Poll: How would you fix the failing budget process?

Federal News Radio asked a panel of experts how they would solve the flawed budget process as part of our special report: Now or Never: Ideas to Save the Failin...

As part of our special report, Now or Never: Ideas To Save the Failing Budget Process, Federal News Radio asked eight experts for their thoughts on how to to fix the failing system.

Their ideas can be found in their individual columns on our special report page.

We also asked members of the Association of Government Accounts (AGA) for their ideas on how to fix the budget process.

The thousands of words our experts contributed in their columns touched on a number of subjects, but the most used words and phrases helped to form the word cloud below, with “budget,” “spending,” “federal” and “Congress” being the most prominent.

While this image identifies the most-used words, it doesn’t capture the phrases that sum up the ideas these experts professed for solving the failing budget process.

Below you’ll find a summary of the different ideas the experts suggested, as well as select quotes from AGA members.

Which ideas do you think are the most valuable when it comes to fixing the federal government’s flawed budget process? Let us know by taking our informal online poll.

The poll in this story is no longer available.

David Walker, former comptroller general, and founder and CEO of Comeback America Initiative proposed establishing a biennial budgeting and appropriations process.

“This won’t guarantee timely action but it will free up time for the Congress to focus more attention on the oversight and authorization processes,” he said.

Rep. Reid Ribble (R-Wis.) introduced a biennial budgeting bill, which recently passed the House Budget Committee. He agreed with Walker that a biennial budgeting system would create greater oversight.

“Instead of forcing agencies to spend all of their time bureaucratically researching, planning, and submitting budget plans for the upcoming fiscal year, biennial budgeting creates set times for departments to submit their budget plans, and dedicates the rest of the time to actually governing,” he said. “And instead of encouraging agencies to use funds wastefully at the end of the year simply so they don’t risk having a smaller budget the next year, agencies would have a longer time window to make effective, necessary spending decisions.”

In addition to biennial budgeting, Bryan Clark, senior fellow at the Center for Strategic and Budgetary Assessments, suggested the government commit to stable funding for capital investments.

“Today, investment appropriations such as infrastructure construction or aircraft production can be spent over several years, since the government (like someone building a house) wants the leverage of future payments to use with the contractor,” he said. “This works well if the project is completely funded in one year’s budget. Big projects from ships to spacecraft, however, require funds from several consecutive budgets because they are expensive relative to the size of the sponsoring agency’s annual budget.

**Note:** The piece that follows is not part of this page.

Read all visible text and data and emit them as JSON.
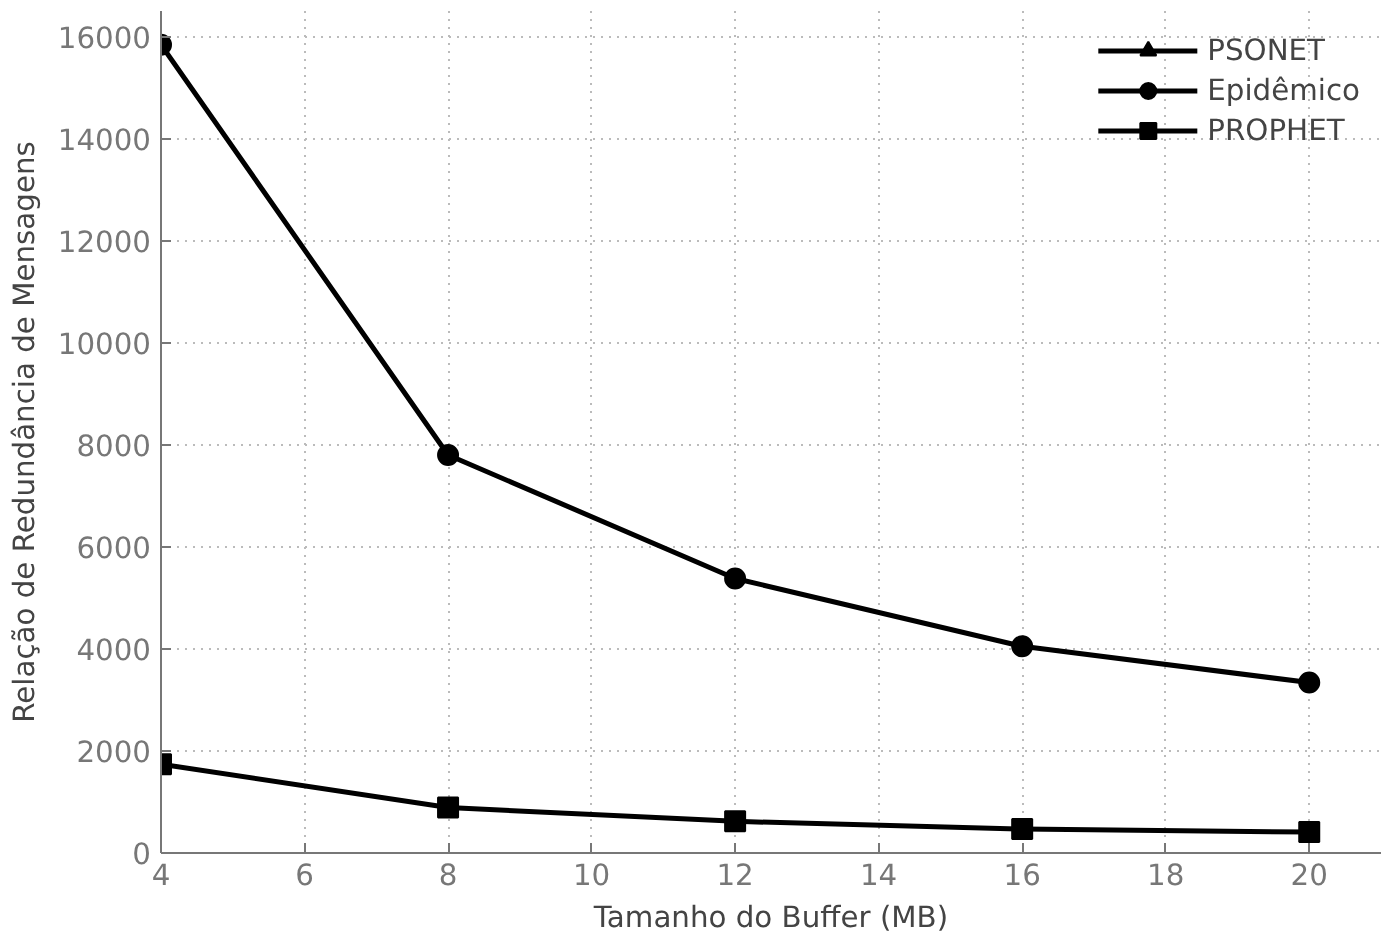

This makes the schedule and cost of the program very dependent on annual appropriations being completed on time and the amount being close to what was planned.”

Diana Urban, a State of Connecticut Representative, floated the idea of Results-Based Accountability, in which a “quality-of-life result” is identified and guidelines are set to achieve that result.

“It is a two-step process that is based on simple language that can be understood by the average ‘joe’ on the street,” she said. “However, it does offer a structure that allows for a meaningful discussion on the ends we are trying to achieve and if we are getting close to achieving those ends.”

Dan Chenok, executive director of the IBM Center for the Business of Government, said opportunities exist for government to save costs by improving how agencies manage technology, processes and data.

“Increasingly, agencies are using analytics to predict and prevent problems that drain time and resources, such as identifying improper pay­ments in advance rather than stopping them after the fact,” he said. “Applying analytics to administrative data sets can also help to determine the cost-effectiveness of alternative interventions.”

Robert L. Bixby, executive director of The Concord Coalition, said the government should adhere to pay-as-you-go rules for the expansion of entitlements and tax cuts. He also proposed setting long-term approach to revenue targets.

Long-term targets for revenues and outlays by major spending category should be established as part of the annual budget resolution,” he said. “Congress should note how major legislative proposals that are assumed in the resolution would affect these targets — and how the targets differ, if at all, from current-law projections by the Congressional Budget Office.”

David Wessel, director of The Hutchins Center on Fiscal and Monetary Policy, Brookings Institution, said that the root of the problem isn’t the budget process itself, it’s that the American public wants more services from the government than it’s willing to pay for through taxes.

“The challenge is to rethink the budget process and the presentation of the budget so that it is more likely to produce a durable consensus among a significant number of Democrats and Republicans and promote better public understanding of the fiscal choices the nation faces,” he said.

One of Wessel’s suggestions is for presidential candidates to build their campaign budgets around a common baseline, such as the Congressional Budget Office’s 10- year projection of current budget policies.

“This would give candidates an incentive to avoid outlandish promises and might just help the public understand that whatever the right target for deficits and debt, cutting foreign aid — roughly 1 percent of all federal spending — isn’t going to get us there,” he said.